WASHINGTON, Oct. 1, 2013 – The Food and Drug Administration said Monday that it is withdrawing prior approval for a number of arsenic-containing compounds that once were used as additives in feed for chickens, turkeys and hogs. In response to a petition filed four years ago by the Center for Food Safety and the Institute for Agriculture and Trade Policy, Deputy FDA Commissioner Michael Taylor said approvals for three such compounds are being cancelled at the request of the manufacturers but more study was needed before acting on a fourth.

Additives containing arsenic have not been important to the poultry industry for several years. “The only arsenical used as a feed additive in broiler production in the last 10 years, roxarsone, was suspended in 2011 and the product is no longer manufactured or used,” Ashley Peterson, National Chicken Council vice president of scientific and regulatory affairs, says. “No other feed additives containing arsenic are currently used in broiler meat production in the United States.”

Taylor’s response to the petition from the two interest groups characterizes the decision as the result of several years of “actively gathering additional information to enable us to more fully evaluate any potential concerns regarding the safety of those drugs.” Because the manufacturers of roxarsone, carbarsone and arsanilic acid have asked FDA to withdraw the approvals, the petition’s requests “are therefore moot,” Taylor’s letter said. The agency is in the process of formally withdrawing approval and amending its animal drug regulations accordingly.

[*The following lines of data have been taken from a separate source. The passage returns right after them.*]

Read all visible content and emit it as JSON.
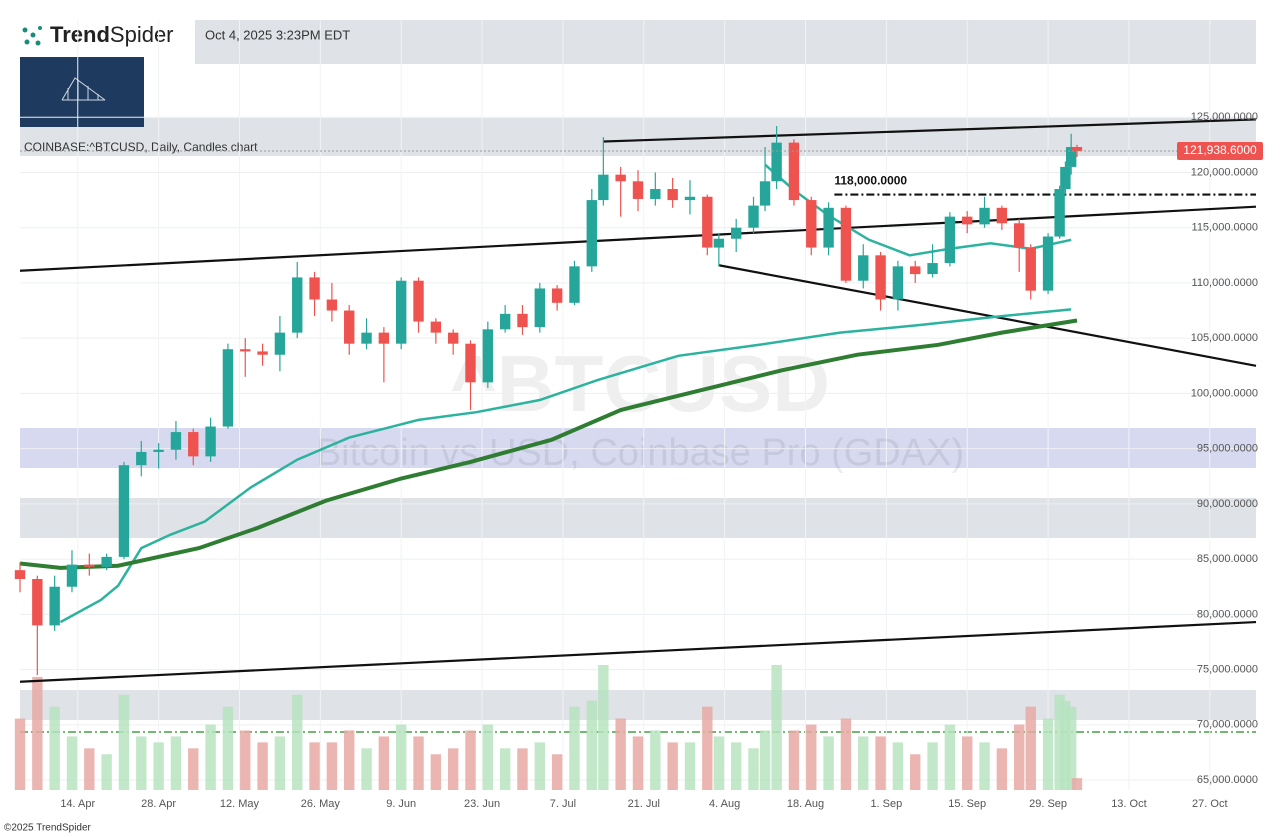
{
  "header": {
    "brand_bold": "Trend",
    "brand_light": "Spider",
    "timestamp": "Oct 4, 2025 3:23PM EDT",
    "copyright": "©2025 TrendSpider"
  },
  "chart_data": {
    "type": "candlestick",
    "title": "COINBASE:^BTCUSD, Daily, Candles chart",
    "watermark": "^BTCUSD",
    "watermark_subtitle": "Bitcoin vs USD, Coinbase Pro (GDAX)",
    "x": [
      "2025-04-04",
      "2025-04-07",
      "2025-04-10",
      "2025-04-13",
      "2025-04-16",
      "2025-04-19",
      "2025-04-22",
      "2025-04-25",
      "2025-04-28",
      "2025-05-01",
      "2025-05-04",
      "2025-05-07",
      "2025-05-10",
      "2025-05-13",
      "2025-05-16",
      "2025-05-19",
      "2025-05-22",
      "2025-05-25",
      "2025-05-28",
      "2025-05-31",
      "2025-06-03",
      "2025-06-06",
      "2025-06-09",
      "2025-06-12",
      "2025-06-15",
      "2025-06-18",
      "2025-06-21",
      "2025-06-24",
      "2025-06-27",
      "2025-06-30",
      "2025-07-03",
      "2025-07-06",
      "2025-07-09",
      "2025-07-12",
      "2025-07-14",
      "2025-07-17",
      "2025-07-20",
      "2025-07-23",
      "2025-07-26",
      "2025-07-29",
      "2025-08-01",
      "2025-08-03",
      "2025-08-06",
      "2025-08-09",
      "2025-08-11",
      "2025-08-13",
      "2025-08-16",
      "2025-08-19",
      "2025-08-22",
      "2025-08-25",
      "2025-08-28",
      "2025-08-31",
      "2025-09-03",
      "2025-09-06",
      "2025-09-09",
      "2025-09-12",
      "2025-09-15",
      "2025-09-18",
      "2025-09-21",
      "2025-09-24",
      "2025-09-26",
      "2025-09-29",
      "2025-10-01",
      "2025-10-02",
      "2025-10-03",
      "2025-10-04"
    ],
    "open": [
      84000,
      83200,
      79000,
      82500,
      84500,
      84300,
      85200,
      93500,
      94700,
      94900,
      96500,
      94300,
      97000,
      104000,
      103800,
      103500,
      105500,
      110500,
      108500,
      107500,
      104500,
      105500,
      104500,
      110200,
      106500,
      105500,
      104500,
      101000,
      105800,
      107200,
      106000,
      109500,
      108200,
      111500,
      117500,
      119800,
      119200,
      117600,
      118500,
      117500,
      117800,
      113200,
      114000,
      115000,
      117000,
      119200,
      122700,
      117500,
      113200,
      116800,
      110200,
      112500,
      108500,
      111500,
      110800,
      111800,
      116000,
      115300,
      116800,
      115400,
      113200,
      109300,
      114200,
      118500,
      120500,
      122300
    ],
    "high": [
      84700,
      83500,
      83500,
      85800,
      85500,
      85500,
      93800,
      95700,
      95500,
      97500,
      96800,
      97800,
      104500,
      105000,
      104500,
      107000,
      111900,
      111000,
      110000,
      108000,
      106800,
      106000,
      110500,
      110500,
      106800,
      105800,
      104800,
      106500,
      108000,
      108000,
      110000,
      109800,
      112000,
      118500,
      123200,
      120500,
      120200,
      120000,
      119500,
      119300,
      118000,
      114500,
      115800,
      117800,
      122300,
      124200,
      123000,
      117800,
      117300,
      117000,
      113500,
      112800,
      112000,
      112000,
      113500,
      116400,
      116500,
      117800,
      117000,
      115800,
      113500,
      114500,
      118800,
      121000,
      123500,
      122500
    ],
    "low": [
      82000,
      74500,
      78500,
      82000,
      83500,
      84000,
      85000,
      92500,
      93200,
      94000,
      93500,
      93800,
      96800,
      101500,
      102500,
      102000,
      105000,
      107000,
      106500,
      103500,
      104000,
      101000,
      104000,
      105500,
      104500,
      103500,
      98500,
      100500,
      105500,
      105300,
      105500,
      107500,
      108000,
      111000,
      117000,
      116000,
      116500,
      117000,
      116800,
      116200,
      112500,
      111500,
      112800,
      114500,
      116500,
      118500,
      117000,
      112500,
      112500,
      110000,
      109500,
      107500,
      107500,
      110000,
      110500,
      111500,
      114500,
      115000,
      114800,
      111000,
      108500,
      109000,
      114000,
      118000,
      119800,
      121400
    ],
    "close": [
      83200,
      79000,
      82500,
      84500,
      84300,
      85200,
      93500,
      94700,
      94900,
      96500,
      94300,
      97000,
      104000,
      103800,
      103500,
      105500,
      110500,
      108500,
      107500,
      104500,
      105500,
      104500,
      110200,
      106500,
      105500,
      104500,
      101000,
      105800,
      107200,
      106000,
      109500,
      108200,
      111500,
      117500,
      119800,
      119200,
      117600,
      118500,
      117500,
      117800,
      113200,
      114000,
      115000,
      117000,
      119200,
      122700,
      117500,
      113200,
      116800,
      110200,
      112500,
      108500,
      111500,
      110800,
      111800,
      116000,
      115300,
      116800,
      115400,
      113200,
      109300,
      114200,
      118500,
      120500,
      122300,
      121938.6
    ],
    "volume": [
      60,
      95,
      70,
      45,
      35,
      30,
      80,
      45,
      40,
      45,
      35,
      55,
      70,
      50,
      40,
      45,
      80,
      40,
      40,
      50,
      35,
      45,
      55,
      45,
      30,
      35,
      50,
      55,
      35,
      35,
      40,
      30,
      70,
      75,
      105,
      60,
      45,
      50,
      40,
      40,
      70,
      45,
      40,
      35,
      50,
      105,
      50,
      55,
      45,
      60,
      45,
      45,
      40,
      30,
      40,
      55,
      45,
      40,
      35,
      55,
      70,
      60,
      80,
      75,
      70,
      10
    ],
    "up_color": "#26a69a",
    "down_color": "#ef5350",
    "last_price": 121938.6,
    "last_price_label": "121,938.6000",
    "series": [
      {
        "color": "#2bb3a0",
        "x": [
          "2025-08-11",
          "2025-08-16",
          "2025-08-22",
          "2025-08-29",
          "2025-09-05",
          "2025-09-12",
          "2025-09-19",
          "2025-09-26",
          "2025-10-03"
        ],
        "values": [
          120700,
          118400,
          116100,
          113900,
          112500,
          113100,
          113600,
          113100,
          113900
        ]
      },
      {
        "color": "#2bb3a0",
        "x": [
          "2025-04-11",
          "2025-04-18",
          "2025-04-21",
          "2025-04-25",
          "2025-04-30",
          "2025-05-06",
          "2025-05-14",
          "2025-05-22",
          "2025-05-31",
          "2025-06-12",
          "2025-06-22",
          "2025-07-03",
          "2025-07-13",
          "2025-07-27",
          "2025-08-10",
          "2025-08-24",
          "2025-09-07",
          "2025-09-21",
          "2025-10-03"
        ],
        "values": [
          79300,
          81300,
          82600,
          86000,
          87200,
          88400,
          91500,
          94000,
          96000,
          97600,
          98300,
          99400,
          101200,
          103400,
          104400,
          105500,
          106200,
          107000,
          107600
        ]
      },
      {
        "color": "#2e7d32",
        "x": [
          "2025-04-04",
          "2025-04-11",
          "2025-04-21",
          "2025-05-05",
          "2025-05-15",
          "2025-05-27",
          "2025-06-09",
          "2025-06-21",
          "2025-07-05",
          "2025-07-17",
          "2025-07-31",
          "2025-08-14",
          "2025-08-27",
          "2025-09-10",
          "2025-09-21",
          "2025-10-04"
        ],
        "values": [
          84600,
          84200,
          84400,
          86000,
          87800,
          90300,
          92300,
          93800,
          95800,
          98500,
          100300,
          102100,
          103500,
          104400,
          105500,
          106600
        ]
      }
    ],
    "trendlines": [
      {
        "x": [
          "2025-04-04",
          "2025-11-04"
        ],
        "values": [
          111100,
          116900
        ]
      },
      {
        "x": [
          "2025-08-03",
          "2025-11-04"
        ],
        "values": [
          111600,
          102500
        ]
      },
      {
        "x": [
          "2025-07-14",
          "2025-11-04"
        ],
        "values": [
          122800,
          124800
        ]
      },
      {
        "x": [
          "2025-04-04",
          "2025-11-04"
        ],
        "values": [
          73900,
          79300
        ]
      }
    ],
    "hline": {
      "value": 118000,
      "label": "118,000.0000",
      "x": "2025-08-23"
    },
    "xlim": [
      "2025-04-04",
      "2025-11-04"
    ],
    "xticks": [
      {
        "value": "2025-04-14",
        "label": "14. Apr"
      },
      {
        "value": "2025-04-28",
        "label": "28. Apr"
      },
      {
        "value": "2025-05-12",
        "label": "12. May"
      },
      {
        "value": "2025-05-26",
        "label": "26. May"
      },
      {
        "value": "2025-06-09",
        "label": "9. Jun"
      },
      {
        "value": "2025-06-23",
        "label": "23. Jun"
      },
      {
        "value": "2025-07-07",
        "label": "7. Jul"
      },
      {
        "value": "2025-07-21",
        "label": "21. Jul"
      },
      {
        "value": "2025-08-04",
        "label": "4. Aug"
      },
      {
        "value": "2025-08-18",
        "label": "18. Aug"
      },
      {
        "value": "2025-09-01",
        "label": "1. Sep"
      },
      {
        "value": "2025-09-15",
        "label": "15. Sep"
      },
      {
        "value": "2025-09-29",
        "label": "29. Sep"
      },
      {
        "value": "2025-10-13",
        "label": "13. Oct"
      },
      {
        "value": "2025-10-27",
        "label": "27. Oct"
      }
    ],
    "ylim": [
      64100,
      133800
    ],
    "yticks": [
      {
        "value": 65000,
        "label": "65,000.0000"
      },
      {
        "value": 70000,
        "label": "70,000.0000"
      },
      {
        "value": 75000,
        "label": "75,000.0000"
      },
      {
        "value": 80000,
        "label": "80,000.0000"
      },
      {
        "value": 85000,
        "label": "85,000.0000"
      },
      {
        "value": 90000,
        "label": "90,000.0000"
      },
      {
        "value": 95000,
        "label": "95,000.0000"
      },
      {
        "value": 100000,
        "label": "100,000.0000"
      },
      {
        "value": 105000,
        "label": "105,000.0000"
      },
      {
        "value": 110000,
        "label": "110,000.0000"
      },
      {
        "value": 115000,
        "label": "115,000.0000"
      },
      {
        "value": 120000,
        "label": "120,000.0000"
      },
      {
        "value": 125000,
        "label": "125,000.0000"
      }
    ]
  }
}
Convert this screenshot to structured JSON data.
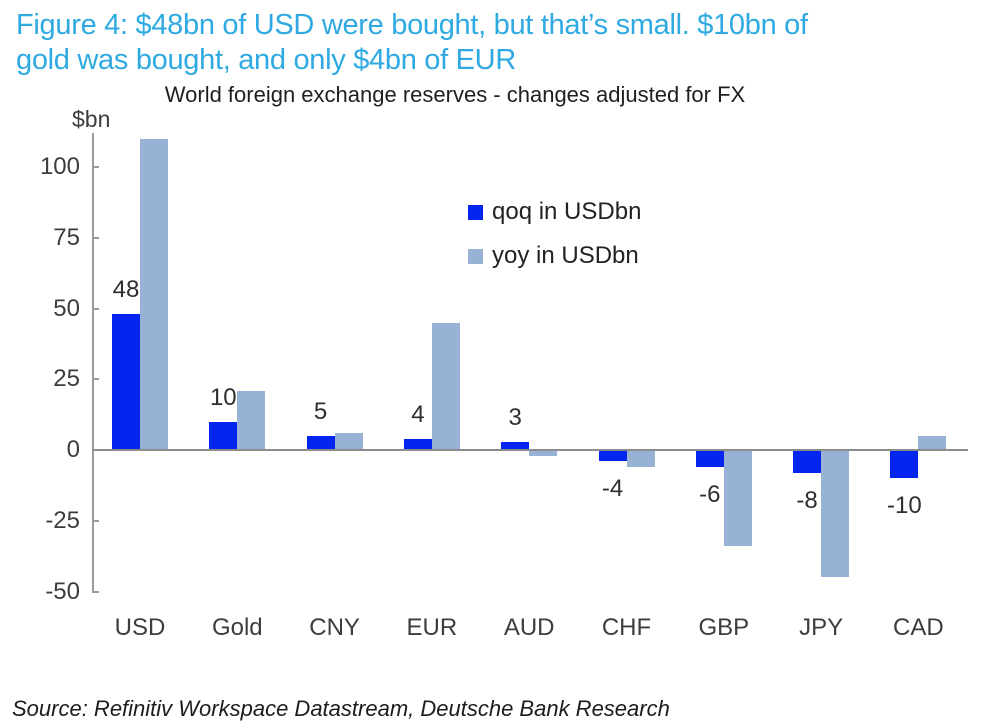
{
  "figure_caption": {
    "line1": "Figure 4: $48bn of USD were bought, but that’s small. $10bn of",
    "line2": "gold was bought, and only $4bn of EUR"
  },
  "chart_data": {
    "type": "bar",
    "title": "World foreign exchange reserves - changes adjusted for FX",
    "unit_label": "$bn",
    "categories": [
      "USD",
      "Gold",
      "CNY",
      "EUR",
      "AUD",
      "CHF",
      "GBP",
      "JPY",
      "CAD"
    ],
    "series": [
      {
        "name": "qoq in USDbn",
        "color": "#0424f0",
        "values": [
          48,
          10,
          5,
          4,
          3,
          -4,
          -6,
          -8,
          -10
        ]
      },
      {
        "name": "yoy in USDbn",
        "color": "#97b2d5",
        "values": [
          110,
          21,
          6,
          45,
          -2,
          -6,
          -34,
          -45,
          5
        ]
      }
    ],
    "bar_labels": [
      "48",
      "10",
      "5",
      "4",
      "3",
      "-4",
      "-6",
      "-8",
      "-10"
    ],
    "y_ticks": [
      100,
      75,
      50,
      25,
      0,
      -25,
      -50
    ],
    "ylim": [
      -50,
      115
    ],
    "grid": false,
    "legend_position": "upper middle"
  },
  "source": "Source: Refinitiv Workspace Datastream, Deutsche Bank Research",
  "colors": {
    "caption_blue": "#2fa9e1",
    "qoq_blue": "#0424f0",
    "yoy_blue": "#97b2d5",
    "axis_gray": "#9b9b9b",
    "text_dark": "#3d3d3d"
  }
}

“The scientific evidence at the time of the approval of all four arsenic-based animal drugs indicated that animals exposed to organic arsenic rapidly excrete the compound in its original form,” he explained. However, research in recent years began to question whether organic arsenic (which is not carcinogenic) could become the inorganic, potentially cancer-causing form.

Of the three chemicals, FDA said that carbarsone has not been marketed since at least 1996 and arsanilic acid has not been on the market in 2005. The agency began testing roxarsone, “the much more commonly used arsenic-based animal drug,” in 2009 and detected for the first time very low levels of inorganic arsenic, the potentially cancer-causing form, in chicken liver. For the fourth compound, nitarsone, FDA needs to evaluate its own research and comments from Zoetis, its manufacturer, before deciding whether to take action, Taylor said.

In a statement, CFS and IATP sought to portray the decision as “a major victory for consumers and the health of our food system” and claimed credit for bringing the legal pressure that spurred FDA action. “The actions by FDA and industry confirm what we’ve been saying for seven years, the use of arsenic in animal feed is not necessary and poses needless risk to public health,” says Ben Lilliston of IATP, who wants FDA to undertake “a more comprehensive evaluation of health risks associated with animal feed produced by the pharmaceutical industry.”